Step 7 — Monitor Executions
Use the Kestra UI to confirm that workflows are running correctly before relying on them operationally.
- Open Executions to see current and historical runs.
- Use Status to identify Success, Failed, Running, or Killed executions.
- Open Logs to debug task-level issues.
- Use Outputs to inspect values or files produced by tasks.

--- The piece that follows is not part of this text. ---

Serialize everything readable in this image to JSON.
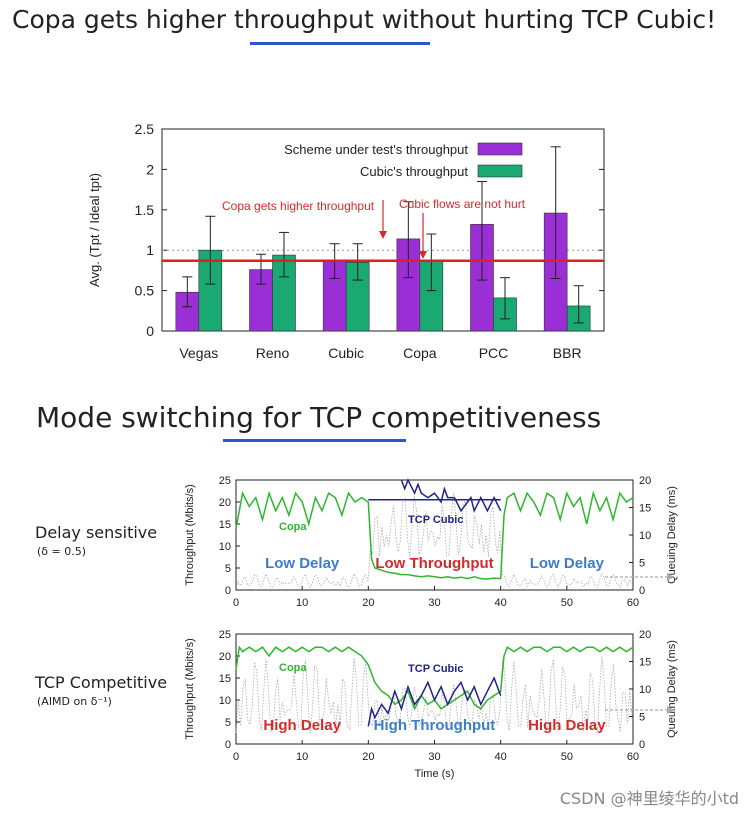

- For production workflows, agree on who owns monitoring and who should be notified when a workflow fails.
Step 8 — Promote to Production Usage
Only move a flow toward production after the customer has validated access, execution, logs, and ownership.
- Move the flow from a dev/sandbox namespace to the agreed production namespace.
- Confirm required credentials and external connections are approved for production.
- Add retries or failure handling for tasks that call external systems.
- Document the workflow owner, schedule, expected output, and escalation path.
- Run one controlled production test before enabling scheduled or event-driven automation.
Useful UI Areas
- Shakudo Dashboard: starting point for customer access to Kestra.
- Stack Components / Applications: where the customer opens Kestra from Shakudo.
- Kestra Flows: create, edit, and version workflows.
- Kestra Executions: monitor runs, logs, task state, and outputs.
- Kestra Triggers: review schedules, webhooks, and event-based starts.
- Kestra Plugins: browse available task types when building workflows.